Her first novel, Blue Italian, was published in hardcover in 1996 by Ecco Press and in paperback by Delacorte Press in 1997. In 1999, it was translated and published as Blau ist die Hoffnung by Goldmann Verlag, Munich. Blue Italian was selected by Barnes and Noble as part of their "Discover New Writers Series." Reviewers have praised the novel as follows: "Rita Ciresi's beautifully written, bittersweet first novel examines love and marriage with unflinching honesty. The ending, with its moving, explicit sense of loss, resonates long after the book is closed." (Elle) "There is a sure hand and a keen eye reporting from the two ethnic camps. . . . Despite their faults and excesses. . . the characters. . . are funny and sympathetic in their misery." (New York Times) "This is honest, earthy, warm, and funny--as well as heartbreaking. Highly recommended." (Library Journal) "There is real substance in this tragicomic story of two people with smart mouths and starved hearts groping their way towards a love they don't get much chance to enjoy." (Publisher's Weekly) "A remarkably accomplished debut." (Booklist)

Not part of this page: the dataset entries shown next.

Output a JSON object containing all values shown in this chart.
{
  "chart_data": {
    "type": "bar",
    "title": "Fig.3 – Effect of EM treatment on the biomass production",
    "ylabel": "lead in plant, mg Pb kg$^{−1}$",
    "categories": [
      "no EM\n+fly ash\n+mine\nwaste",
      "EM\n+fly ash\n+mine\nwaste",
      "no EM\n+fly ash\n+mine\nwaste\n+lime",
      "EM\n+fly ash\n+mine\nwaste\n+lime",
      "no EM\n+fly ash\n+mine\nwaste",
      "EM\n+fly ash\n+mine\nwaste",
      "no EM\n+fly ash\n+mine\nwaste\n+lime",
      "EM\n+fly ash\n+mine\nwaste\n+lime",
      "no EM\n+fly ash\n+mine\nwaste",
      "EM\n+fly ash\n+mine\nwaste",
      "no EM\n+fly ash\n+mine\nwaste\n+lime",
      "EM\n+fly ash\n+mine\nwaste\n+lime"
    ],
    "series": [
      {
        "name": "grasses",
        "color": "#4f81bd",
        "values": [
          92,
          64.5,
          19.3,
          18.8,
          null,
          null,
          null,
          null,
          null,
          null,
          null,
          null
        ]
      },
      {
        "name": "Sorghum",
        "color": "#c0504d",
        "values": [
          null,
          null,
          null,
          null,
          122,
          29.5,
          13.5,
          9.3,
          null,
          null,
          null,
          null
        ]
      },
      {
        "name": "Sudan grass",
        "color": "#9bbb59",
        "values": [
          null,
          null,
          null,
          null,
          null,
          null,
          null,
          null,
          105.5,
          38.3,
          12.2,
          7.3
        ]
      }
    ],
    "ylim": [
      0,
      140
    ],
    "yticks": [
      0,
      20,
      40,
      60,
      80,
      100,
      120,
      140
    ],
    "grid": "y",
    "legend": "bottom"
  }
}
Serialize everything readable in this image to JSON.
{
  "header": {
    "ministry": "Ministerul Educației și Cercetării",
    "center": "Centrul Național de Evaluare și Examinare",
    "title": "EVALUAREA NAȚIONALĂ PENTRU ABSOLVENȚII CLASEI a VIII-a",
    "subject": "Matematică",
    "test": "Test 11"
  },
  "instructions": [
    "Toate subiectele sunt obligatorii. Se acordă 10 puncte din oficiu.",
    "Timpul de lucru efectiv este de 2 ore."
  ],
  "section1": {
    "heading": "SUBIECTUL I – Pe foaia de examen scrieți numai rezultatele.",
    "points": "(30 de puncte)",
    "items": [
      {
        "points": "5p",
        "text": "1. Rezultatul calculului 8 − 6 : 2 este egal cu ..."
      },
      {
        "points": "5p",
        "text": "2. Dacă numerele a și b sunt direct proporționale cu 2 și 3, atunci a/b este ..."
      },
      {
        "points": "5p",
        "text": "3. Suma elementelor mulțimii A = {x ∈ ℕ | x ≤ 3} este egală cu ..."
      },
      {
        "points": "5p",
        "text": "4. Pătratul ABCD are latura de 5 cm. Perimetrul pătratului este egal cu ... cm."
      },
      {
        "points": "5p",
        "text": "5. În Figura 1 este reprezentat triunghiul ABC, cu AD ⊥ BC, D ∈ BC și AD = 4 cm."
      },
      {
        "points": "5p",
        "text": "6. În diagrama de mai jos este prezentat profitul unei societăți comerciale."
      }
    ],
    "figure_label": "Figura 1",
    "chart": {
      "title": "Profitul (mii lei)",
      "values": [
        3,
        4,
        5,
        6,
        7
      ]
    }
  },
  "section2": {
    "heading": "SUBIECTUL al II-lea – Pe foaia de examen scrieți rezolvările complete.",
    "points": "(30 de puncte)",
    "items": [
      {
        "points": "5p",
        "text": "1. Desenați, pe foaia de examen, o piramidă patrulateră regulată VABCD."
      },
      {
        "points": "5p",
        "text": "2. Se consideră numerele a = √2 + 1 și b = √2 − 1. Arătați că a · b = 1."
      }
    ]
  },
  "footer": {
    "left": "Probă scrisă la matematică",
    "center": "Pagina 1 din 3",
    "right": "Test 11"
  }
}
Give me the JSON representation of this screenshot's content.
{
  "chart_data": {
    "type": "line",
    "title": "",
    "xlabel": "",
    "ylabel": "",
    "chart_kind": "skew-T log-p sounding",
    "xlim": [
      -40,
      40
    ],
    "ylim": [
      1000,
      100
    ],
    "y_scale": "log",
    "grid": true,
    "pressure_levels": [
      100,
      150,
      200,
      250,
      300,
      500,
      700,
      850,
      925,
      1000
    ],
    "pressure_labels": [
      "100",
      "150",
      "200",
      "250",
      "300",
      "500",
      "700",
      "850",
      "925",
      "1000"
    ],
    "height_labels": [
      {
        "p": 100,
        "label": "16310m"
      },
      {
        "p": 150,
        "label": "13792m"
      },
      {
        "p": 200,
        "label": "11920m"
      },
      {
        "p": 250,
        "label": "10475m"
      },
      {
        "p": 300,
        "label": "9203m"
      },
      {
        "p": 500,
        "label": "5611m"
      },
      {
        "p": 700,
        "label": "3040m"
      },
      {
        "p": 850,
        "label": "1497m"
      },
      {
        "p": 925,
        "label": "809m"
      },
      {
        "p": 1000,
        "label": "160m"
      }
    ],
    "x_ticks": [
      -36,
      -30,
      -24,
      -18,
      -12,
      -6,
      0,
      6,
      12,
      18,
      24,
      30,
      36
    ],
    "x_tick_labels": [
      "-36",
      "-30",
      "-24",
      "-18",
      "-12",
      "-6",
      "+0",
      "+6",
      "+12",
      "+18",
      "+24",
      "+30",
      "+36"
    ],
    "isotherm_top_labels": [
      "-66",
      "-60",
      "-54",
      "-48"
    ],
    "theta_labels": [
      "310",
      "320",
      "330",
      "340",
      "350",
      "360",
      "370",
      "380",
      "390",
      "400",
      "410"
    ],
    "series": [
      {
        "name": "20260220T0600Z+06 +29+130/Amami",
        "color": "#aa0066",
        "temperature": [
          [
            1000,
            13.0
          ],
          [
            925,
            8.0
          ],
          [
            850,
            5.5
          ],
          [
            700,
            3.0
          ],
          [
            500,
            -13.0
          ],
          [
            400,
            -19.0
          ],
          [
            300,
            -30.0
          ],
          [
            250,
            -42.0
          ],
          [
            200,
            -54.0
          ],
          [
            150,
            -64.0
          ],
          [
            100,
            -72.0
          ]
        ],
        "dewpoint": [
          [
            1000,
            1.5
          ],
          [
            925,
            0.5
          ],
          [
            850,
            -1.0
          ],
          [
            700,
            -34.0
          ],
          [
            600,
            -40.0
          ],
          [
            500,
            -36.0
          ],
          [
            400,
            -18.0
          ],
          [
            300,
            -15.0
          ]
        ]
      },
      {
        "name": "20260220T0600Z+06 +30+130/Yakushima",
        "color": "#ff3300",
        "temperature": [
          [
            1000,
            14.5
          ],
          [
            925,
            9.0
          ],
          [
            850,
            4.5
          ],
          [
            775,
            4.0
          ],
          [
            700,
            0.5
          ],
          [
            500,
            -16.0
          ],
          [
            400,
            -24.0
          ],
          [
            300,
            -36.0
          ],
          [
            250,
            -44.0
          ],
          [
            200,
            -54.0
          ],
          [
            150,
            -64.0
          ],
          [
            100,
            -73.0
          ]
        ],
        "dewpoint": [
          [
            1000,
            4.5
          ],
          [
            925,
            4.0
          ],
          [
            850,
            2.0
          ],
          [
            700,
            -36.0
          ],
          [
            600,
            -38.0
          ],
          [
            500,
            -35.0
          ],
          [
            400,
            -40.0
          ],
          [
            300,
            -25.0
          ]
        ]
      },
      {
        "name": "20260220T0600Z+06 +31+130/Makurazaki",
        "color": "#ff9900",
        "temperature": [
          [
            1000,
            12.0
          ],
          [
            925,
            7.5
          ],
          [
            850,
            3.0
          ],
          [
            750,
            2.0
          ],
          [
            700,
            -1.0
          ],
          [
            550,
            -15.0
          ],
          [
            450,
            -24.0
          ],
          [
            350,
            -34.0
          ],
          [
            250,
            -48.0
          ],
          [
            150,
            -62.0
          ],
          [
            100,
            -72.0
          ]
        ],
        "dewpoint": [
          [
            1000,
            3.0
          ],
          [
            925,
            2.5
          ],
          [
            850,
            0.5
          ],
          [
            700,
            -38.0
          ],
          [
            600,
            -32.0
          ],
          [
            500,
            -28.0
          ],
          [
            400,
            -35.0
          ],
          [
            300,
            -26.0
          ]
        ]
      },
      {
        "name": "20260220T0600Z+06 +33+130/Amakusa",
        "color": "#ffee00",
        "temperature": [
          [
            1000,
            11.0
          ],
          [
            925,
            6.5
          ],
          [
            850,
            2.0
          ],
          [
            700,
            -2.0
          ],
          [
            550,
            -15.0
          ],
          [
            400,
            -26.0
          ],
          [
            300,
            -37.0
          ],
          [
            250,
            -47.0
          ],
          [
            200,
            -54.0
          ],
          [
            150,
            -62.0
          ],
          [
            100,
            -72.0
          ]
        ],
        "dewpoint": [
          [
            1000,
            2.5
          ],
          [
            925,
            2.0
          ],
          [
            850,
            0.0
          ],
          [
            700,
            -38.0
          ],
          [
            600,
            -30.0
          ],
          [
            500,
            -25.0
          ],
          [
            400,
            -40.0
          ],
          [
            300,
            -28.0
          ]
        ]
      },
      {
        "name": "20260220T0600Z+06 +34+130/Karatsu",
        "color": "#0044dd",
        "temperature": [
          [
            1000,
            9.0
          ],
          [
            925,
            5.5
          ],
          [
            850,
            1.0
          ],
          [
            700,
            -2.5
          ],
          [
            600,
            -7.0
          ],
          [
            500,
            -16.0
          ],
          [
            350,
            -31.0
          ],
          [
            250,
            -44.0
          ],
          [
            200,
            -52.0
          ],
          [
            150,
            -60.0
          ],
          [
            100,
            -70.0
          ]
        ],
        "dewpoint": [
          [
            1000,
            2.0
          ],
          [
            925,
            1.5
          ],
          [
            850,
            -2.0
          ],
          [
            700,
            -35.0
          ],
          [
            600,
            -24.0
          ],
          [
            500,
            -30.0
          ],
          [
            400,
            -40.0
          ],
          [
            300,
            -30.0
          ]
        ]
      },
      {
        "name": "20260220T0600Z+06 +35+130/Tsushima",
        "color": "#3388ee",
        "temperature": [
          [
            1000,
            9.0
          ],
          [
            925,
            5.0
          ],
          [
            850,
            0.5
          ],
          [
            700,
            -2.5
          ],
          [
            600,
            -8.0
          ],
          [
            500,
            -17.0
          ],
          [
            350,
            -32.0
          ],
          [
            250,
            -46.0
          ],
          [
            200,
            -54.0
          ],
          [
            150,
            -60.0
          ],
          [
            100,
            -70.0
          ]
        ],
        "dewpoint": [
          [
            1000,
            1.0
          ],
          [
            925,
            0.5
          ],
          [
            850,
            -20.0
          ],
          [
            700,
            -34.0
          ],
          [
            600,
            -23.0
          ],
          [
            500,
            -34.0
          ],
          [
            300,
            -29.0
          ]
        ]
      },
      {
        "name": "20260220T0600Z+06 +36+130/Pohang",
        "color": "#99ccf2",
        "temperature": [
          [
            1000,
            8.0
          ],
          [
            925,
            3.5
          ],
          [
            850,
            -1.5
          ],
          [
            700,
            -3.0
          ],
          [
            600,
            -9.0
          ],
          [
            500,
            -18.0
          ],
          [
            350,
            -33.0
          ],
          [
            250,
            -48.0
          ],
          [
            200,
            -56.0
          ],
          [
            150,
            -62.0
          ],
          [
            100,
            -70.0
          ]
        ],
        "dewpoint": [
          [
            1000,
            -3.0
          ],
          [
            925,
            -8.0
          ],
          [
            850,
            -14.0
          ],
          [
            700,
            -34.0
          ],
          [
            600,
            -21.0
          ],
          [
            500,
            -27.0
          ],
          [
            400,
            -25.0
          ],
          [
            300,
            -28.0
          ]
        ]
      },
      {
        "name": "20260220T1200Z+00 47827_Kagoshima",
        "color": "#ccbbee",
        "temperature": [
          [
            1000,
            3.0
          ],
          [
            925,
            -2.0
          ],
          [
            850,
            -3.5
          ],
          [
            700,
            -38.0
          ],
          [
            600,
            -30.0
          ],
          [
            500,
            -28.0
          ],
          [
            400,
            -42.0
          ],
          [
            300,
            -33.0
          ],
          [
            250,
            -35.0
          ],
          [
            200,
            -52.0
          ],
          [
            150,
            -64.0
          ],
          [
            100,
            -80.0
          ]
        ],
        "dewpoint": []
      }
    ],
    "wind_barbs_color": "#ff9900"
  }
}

Ciresi's second novel, Pink Slip was published by Delacorte in 1999, and by Delta Trade paperbacks in 2000. It was translated into German as Ein Mann fur Lisa (Goldmann Verlag, Munich) and into Dutch as Vlinders (Arena Publishers, Amsterdam). Pink Slip was the winner of the 1997 Pirate's Alley Faulkner Prize for the Novel and an alternate selection of the Literary Guild and the Doubleday Book Club. Critical response to Pink Slip was as follows: “Wit and humor are the keys to this lively novel.” (Mademoiselle) “It's refreshing to find a female narrator with an authentically lusty voice.” (New York Times) “A moving love story.” (Redbook) “Ciresi mixes the tragic and the comic aspects of love in hilarious fashion.” (Tampa Tribune-Times) “Bright characters and sharp dialogue make this witty romantic comedy a worthy sequel to the author's admirable Blue Italian.” (Dallas Morning News) “Pink Slip amuses from start to finish.” (Penn Stater).
Ciresi's volume of linked short stories, Sometimes I Dream in Italian, was published in 2001 to positive reviews from Kirkus, Publisher's Weekly, and newspapers from the St. Petersburg Times to the New Haven Advocate. The New York Times Book Review listed the volume under its “New and Noteworthy Paperbacks” and stated, “Ciresi has a lovely ear for dialogue and the ability to nail the details in descriptions that are both funny and painfully accurate.” The collection was a Book Sense 76 pick and a finalist for the Paterson Fiction Prize; it was translated into German by Goldmann Verlag as Italienische Kusse.
Remind Me Again Why I Married You is a sequel to Pink Slip. Told in alternating voices, Remind Me explains what happens when a man who values his privacy above all else marries a woman who is writing a tell-all novel.